Pourquoi alors se tait-il ? Parce qu’il n’a rien à dire sur Hitler. La phrase doit être remise dans le contexte des écrits de Kraus. En 1926 il publie un bref poème où il déclare « L’étendu de mon œuvre est sans fin/J’ai quelque chose à dire sur chaque crétin »[3]. N’avoir rien à dire sur Hitler, c’est avant tout acter que ce dernier n’est pas un crétin, qu’il ne vient pas peupler le rang de ces imbéciles aux écrits desquels Kraus a consacré toute sa créativité destructrice. Le fait est que les mêmes qui ne comprennent pas son silence ne se sont jamais posé la question de savoir pourquoi il parlait.

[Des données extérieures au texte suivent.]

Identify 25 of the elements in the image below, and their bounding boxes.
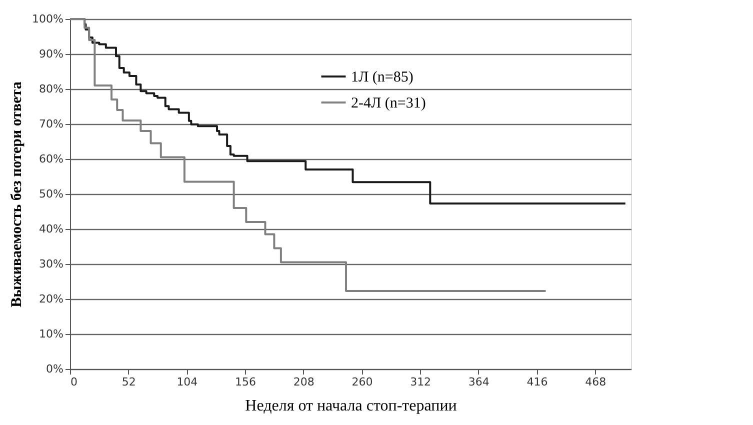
x-axis-title: Неделя от начала стоп-терапии (245, 398, 458, 414)
y-tick-label: 80% (39, 82, 64, 96)
x-tick-label: 416 (526, 376, 548, 388)
y-tick-label: 30% (39, 258, 64, 270)
x-tick-label: 52 (122, 376, 136, 388)
x-tick-label: 0 (70, 376, 78, 388)
y-tick-label: 50% (39, 188, 64, 200)
x-tick-label: 364 (468, 376, 490, 388)
y-tick-label: 100% (32, 12, 64, 26)
y-tick-label: 60% (39, 152, 64, 166)
legend-label: 2-4Л (n=31) (351, 96, 426, 112)
x-tick-label: 156 (235, 376, 256, 388)
x-tick-label: 104 (176, 376, 198, 388)
x-tick-label: 208 (293, 376, 314, 388)
y-tick-label: 10% (39, 328, 64, 340)
x-tick-label: 468 (585, 376, 606, 388)
x-tick-label: 260 (352, 376, 373, 388)
y-tick-label: 20% (39, 292, 64, 306)
y-tick-label: 90% (39, 48, 64, 60)
y-axis-title: Выживаемость без потери ответа (9, 81, 26, 308)
y-tick-label: 70% (39, 118, 64, 130)
y-tick-label: 40% (39, 222, 64, 236)
legend-label: 1Л (n=85) (351, 70, 414, 86)
y-tick-label: 0% (46, 362, 64, 376)
x-tick-label: 312 (410, 376, 432, 388)
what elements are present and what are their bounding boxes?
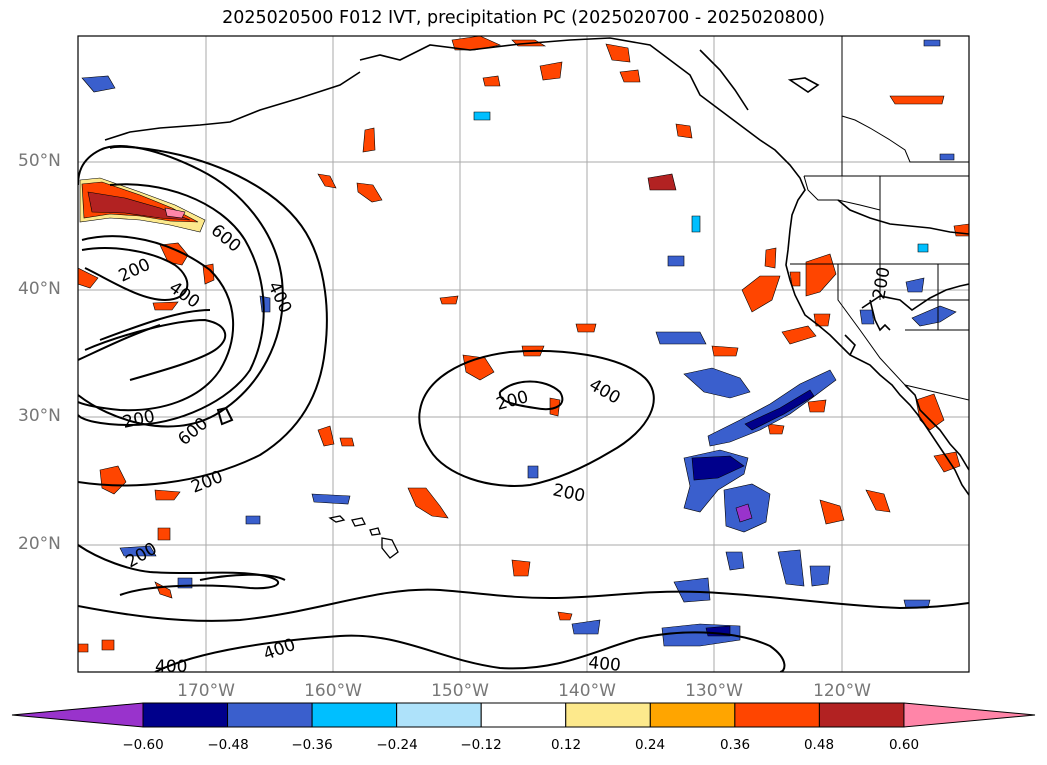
lon-label-130w: 130°W <box>685 681 743 701</box>
lon-label-120w: 120°W <box>813 681 871 701</box>
hawaiian-islands <box>328 515 399 559</box>
colorbar-tick: 0.60 <box>888 737 920 753</box>
contour-label: 400 <box>588 653 622 676</box>
colorbar-tick: 0.36 <box>719 737 751 753</box>
colorbar-tick: −0.60 <box>122 737 164 753</box>
colorbar-tick: −0.12 <box>460 737 502 753</box>
lat-label-30n: 30°N <box>18 406 61 426</box>
colorbar-segment <box>565 702 651 728</box>
colorbar-segment <box>142 702 229 728</box>
contour-label-bottom-left: 400 <box>155 657 187 677</box>
contour-label: 200 <box>551 480 587 506</box>
map-frame <box>77 35 970 673</box>
colorbar-segment <box>649 702 736 728</box>
lon-label-160w: 160°W <box>304 681 362 701</box>
colorbar-tick: 0.12 <box>550 737 582 753</box>
contour-label: 200 <box>188 467 226 498</box>
colorbar-tick: 0.24 <box>634 737 666 753</box>
lat-label-20n: 20°N <box>18 534 61 554</box>
contour-label: 600 <box>207 221 245 257</box>
map-title: 2025020500 F012 IVT, precipitation PC (2… <box>222 8 825 28</box>
colorbar-segment <box>818 702 905 728</box>
ivt-contours <box>78 145 969 672</box>
colorbar <box>11 702 1036 728</box>
colorbar-tick: −0.36 <box>291 737 333 753</box>
lon-label-150w: 150°W <box>431 681 489 701</box>
political-borders <box>790 36 969 401</box>
colorbar-segment <box>734 702 820 728</box>
contour-label: 400 <box>586 375 624 409</box>
coastline <box>104 37 969 496</box>
contour-label: 200 <box>116 255 154 287</box>
lat-label-50n: 50°N <box>18 151 61 171</box>
colorbar-extend-min <box>11 702 144 728</box>
colorbar-segment <box>480 702 567 728</box>
colorbar-tick: 0.48 <box>803 737 835 753</box>
colorbar-segment <box>396 702 482 728</box>
colorbar-segment <box>227 702 313 728</box>
precip-positive-patches <box>78 36 969 653</box>
colorbar-extend-max <box>903 702 1036 728</box>
contour-label: 200 <box>869 265 894 300</box>
colorbar-tick: −0.48 <box>207 737 249 753</box>
precip-negative-patches <box>81 39 957 647</box>
colorbar-segment <box>311 702 398 728</box>
contour-labels: 200 400 600 400 200 600 200 200 400 200 … <box>116 221 895 676</box>
lon-label-140w: 140°W <box>558 681 616 701</box>
contour-label: 400 <box>261 635 298 665</box>
lon-label-170w: 170°W <box>177 681 235 701</box>
lat-label-40n: 40°N <box>18 279 61 299</box>
colorbar-tick: −0.24 <box>376 737 418 753</box>
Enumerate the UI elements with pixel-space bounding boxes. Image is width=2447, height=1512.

Et pourtant, peu de vies sont aussi intéressantes à comprendre que celle de Karl Kraus. L’homme a publié pendant trente-quatre ans presqu’à lui seul au moins quatre numéros par an d’une revue de 60 pages en moyenne, environ vingt livres essentiellement de critique littéraire, et a donné pas moins de 700 lectures publiques d’ouvrages classiques ou d’auteurs contemporains qu’il appréciait. Que l’œuvre soit monumentale est une chose, ce qui est beaucoup plus frappant est sa régularité, la discipline que l’auteur s’est imposée pour éplucher au jour le jour les journaux germanophones, pour y dénicher les signes les plus minimes de l’autodestruction de la raison, de la culture – au sens de Bildung -, bref de ce que l’époque appelait « l’esprit », qu’il exposait ensuite minutieusement, à l’appui de citations, dans Le Flambeau, tout en discernant dans les aberrations langagières de ses contemporains des tendances lui permettant de composer des numéros cohérents où se forgeait le diagnostic, année après année, de l’état mental de la société et de son évolution. Trente-quatre ans, quotidiennement, la même besogne dégoutante, voilà ce que cet homme s’est imposé.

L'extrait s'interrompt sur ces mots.